A few days ago, I went back and read through the code and noticed a rather
interesting idea involving their method of variable-length coding. So I took
it, made it better, and adapted it to fit my project (x264). I'll probably
commit it this week or next.

Good thing the old, "useless" code's still around, isn't it?

(That's actually one of the primary ways I get ideas for optimizations and
improvements: look at other peoples' code and see if they have any good
ideas.)

------
icey
When it became clear that my first startup wasn't going to get off the ground,
I sold the source to one of the contacts I had made when doing my research. My
assumption is that he used it for his own products or something.

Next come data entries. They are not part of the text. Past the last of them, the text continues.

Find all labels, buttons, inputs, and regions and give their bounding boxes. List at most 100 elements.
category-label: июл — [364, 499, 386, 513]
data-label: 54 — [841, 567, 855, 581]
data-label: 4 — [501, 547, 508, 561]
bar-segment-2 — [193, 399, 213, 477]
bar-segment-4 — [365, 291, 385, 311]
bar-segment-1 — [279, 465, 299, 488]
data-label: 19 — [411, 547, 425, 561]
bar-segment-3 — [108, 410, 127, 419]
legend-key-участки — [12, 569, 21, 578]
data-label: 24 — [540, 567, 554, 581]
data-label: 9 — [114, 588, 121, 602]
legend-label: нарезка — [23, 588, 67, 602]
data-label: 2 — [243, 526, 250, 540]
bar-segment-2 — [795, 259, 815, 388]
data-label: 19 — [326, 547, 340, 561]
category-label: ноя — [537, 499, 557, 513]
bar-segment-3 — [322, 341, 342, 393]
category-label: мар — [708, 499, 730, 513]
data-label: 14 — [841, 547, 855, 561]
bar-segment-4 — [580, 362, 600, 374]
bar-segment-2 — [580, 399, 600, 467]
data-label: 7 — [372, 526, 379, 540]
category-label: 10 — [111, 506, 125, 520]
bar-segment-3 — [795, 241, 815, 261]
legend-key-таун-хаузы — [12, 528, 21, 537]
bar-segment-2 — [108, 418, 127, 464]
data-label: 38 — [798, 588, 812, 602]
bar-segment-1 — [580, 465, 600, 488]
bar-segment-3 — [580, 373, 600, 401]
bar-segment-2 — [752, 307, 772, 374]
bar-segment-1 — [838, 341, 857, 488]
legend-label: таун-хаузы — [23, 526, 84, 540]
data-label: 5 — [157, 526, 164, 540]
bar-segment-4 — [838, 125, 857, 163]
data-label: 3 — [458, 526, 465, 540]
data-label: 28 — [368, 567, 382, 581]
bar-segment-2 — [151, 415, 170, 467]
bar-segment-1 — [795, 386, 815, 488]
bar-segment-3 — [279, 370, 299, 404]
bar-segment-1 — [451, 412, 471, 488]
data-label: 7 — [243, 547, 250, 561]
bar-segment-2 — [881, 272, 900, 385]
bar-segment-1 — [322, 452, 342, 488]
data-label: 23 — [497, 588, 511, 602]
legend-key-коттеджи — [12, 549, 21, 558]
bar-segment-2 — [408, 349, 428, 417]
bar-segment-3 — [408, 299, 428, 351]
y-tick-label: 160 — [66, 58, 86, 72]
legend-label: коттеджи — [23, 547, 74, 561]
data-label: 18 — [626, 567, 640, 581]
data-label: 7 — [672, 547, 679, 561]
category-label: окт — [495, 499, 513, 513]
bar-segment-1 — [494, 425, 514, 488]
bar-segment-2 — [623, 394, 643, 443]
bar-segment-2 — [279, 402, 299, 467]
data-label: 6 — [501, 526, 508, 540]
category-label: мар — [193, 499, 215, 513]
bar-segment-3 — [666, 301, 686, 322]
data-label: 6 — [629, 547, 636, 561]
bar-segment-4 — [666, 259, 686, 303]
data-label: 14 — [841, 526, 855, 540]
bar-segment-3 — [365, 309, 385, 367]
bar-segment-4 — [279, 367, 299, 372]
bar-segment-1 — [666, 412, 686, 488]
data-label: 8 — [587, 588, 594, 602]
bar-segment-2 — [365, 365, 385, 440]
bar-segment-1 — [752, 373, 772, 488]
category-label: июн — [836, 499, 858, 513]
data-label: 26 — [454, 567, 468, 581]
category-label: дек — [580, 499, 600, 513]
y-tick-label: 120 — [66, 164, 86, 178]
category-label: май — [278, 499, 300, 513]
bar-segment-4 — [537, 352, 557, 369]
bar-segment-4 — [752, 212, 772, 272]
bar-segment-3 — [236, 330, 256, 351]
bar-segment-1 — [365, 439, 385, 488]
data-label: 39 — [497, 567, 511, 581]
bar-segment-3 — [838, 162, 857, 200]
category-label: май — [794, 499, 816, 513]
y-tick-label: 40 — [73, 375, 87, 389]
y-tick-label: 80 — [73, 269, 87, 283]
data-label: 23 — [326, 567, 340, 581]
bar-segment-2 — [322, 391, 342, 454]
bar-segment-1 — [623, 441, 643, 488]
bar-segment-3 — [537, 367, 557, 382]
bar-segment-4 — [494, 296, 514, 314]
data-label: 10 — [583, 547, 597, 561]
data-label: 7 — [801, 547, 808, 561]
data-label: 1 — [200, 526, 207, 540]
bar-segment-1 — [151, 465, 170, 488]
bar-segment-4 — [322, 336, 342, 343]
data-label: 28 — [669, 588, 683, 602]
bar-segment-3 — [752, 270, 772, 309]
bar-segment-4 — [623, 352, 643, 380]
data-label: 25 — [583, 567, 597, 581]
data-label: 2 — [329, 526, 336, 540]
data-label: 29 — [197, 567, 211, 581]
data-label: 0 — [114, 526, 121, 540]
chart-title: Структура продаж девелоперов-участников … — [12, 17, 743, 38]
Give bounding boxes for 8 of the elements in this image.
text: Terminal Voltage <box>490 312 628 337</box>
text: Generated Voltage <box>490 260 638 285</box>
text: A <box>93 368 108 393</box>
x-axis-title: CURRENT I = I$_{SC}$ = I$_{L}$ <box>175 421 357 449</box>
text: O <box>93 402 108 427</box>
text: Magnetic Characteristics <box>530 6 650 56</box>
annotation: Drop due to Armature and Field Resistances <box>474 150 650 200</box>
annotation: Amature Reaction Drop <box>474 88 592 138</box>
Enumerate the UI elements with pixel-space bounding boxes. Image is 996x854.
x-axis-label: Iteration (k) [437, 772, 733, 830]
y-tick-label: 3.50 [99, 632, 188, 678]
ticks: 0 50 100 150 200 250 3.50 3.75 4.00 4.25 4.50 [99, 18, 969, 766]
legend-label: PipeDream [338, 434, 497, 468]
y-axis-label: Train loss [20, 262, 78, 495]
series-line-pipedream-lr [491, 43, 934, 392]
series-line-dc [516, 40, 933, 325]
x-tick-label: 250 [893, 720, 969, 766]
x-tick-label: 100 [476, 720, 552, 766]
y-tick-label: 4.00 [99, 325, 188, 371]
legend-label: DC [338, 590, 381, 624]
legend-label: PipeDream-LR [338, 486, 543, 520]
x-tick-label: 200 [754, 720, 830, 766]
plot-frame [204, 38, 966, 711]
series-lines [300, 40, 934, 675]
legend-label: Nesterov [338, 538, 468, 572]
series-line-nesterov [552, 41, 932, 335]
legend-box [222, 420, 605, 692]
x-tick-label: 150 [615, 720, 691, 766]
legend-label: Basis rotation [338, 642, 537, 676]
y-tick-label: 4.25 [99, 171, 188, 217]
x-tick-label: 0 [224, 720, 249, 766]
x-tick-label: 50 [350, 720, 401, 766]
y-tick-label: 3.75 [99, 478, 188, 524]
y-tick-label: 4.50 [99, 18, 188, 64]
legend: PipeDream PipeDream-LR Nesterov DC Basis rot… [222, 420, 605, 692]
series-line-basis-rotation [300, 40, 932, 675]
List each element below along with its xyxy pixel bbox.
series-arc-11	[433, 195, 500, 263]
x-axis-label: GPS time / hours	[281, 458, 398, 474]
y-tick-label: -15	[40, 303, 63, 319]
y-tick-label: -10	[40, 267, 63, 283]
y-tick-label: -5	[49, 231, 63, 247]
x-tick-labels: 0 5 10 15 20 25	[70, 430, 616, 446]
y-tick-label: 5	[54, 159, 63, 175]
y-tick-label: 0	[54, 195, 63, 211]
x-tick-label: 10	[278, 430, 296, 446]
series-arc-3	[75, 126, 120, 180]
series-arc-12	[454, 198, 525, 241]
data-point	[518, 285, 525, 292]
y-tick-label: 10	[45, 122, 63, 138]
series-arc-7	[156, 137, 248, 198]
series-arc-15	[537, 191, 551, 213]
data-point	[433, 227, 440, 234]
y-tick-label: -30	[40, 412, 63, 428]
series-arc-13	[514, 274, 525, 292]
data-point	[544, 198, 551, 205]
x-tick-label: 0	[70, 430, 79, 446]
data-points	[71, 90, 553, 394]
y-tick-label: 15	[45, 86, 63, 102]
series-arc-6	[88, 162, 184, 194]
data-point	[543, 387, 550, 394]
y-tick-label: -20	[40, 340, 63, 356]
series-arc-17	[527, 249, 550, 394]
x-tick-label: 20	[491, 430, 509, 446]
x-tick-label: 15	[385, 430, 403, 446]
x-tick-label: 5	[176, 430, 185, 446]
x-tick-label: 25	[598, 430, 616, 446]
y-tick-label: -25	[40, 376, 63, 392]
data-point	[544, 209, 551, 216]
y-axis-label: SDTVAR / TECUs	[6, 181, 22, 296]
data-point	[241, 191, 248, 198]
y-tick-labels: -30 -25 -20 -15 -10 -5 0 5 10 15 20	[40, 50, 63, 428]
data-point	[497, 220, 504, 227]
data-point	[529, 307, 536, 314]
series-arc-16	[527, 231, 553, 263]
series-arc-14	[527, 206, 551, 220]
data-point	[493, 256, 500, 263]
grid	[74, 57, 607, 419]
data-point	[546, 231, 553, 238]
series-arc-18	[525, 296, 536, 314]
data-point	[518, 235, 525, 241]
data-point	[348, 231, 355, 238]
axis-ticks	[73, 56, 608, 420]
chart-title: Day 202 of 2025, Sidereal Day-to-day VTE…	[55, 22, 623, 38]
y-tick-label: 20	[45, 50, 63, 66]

The second startup I was working on hit a wall and I ended up keeping the
source code to that one in order to use for future projects.

------
aneesh
From /. comments:

"Doh! It gets patched every second Tuesday of the month."

------
SingAlong
I burn on CDs/DVDs and keep them. These stuff are important as most of the
time I end up customizing snippets for my use. So the next time I need it I
have it!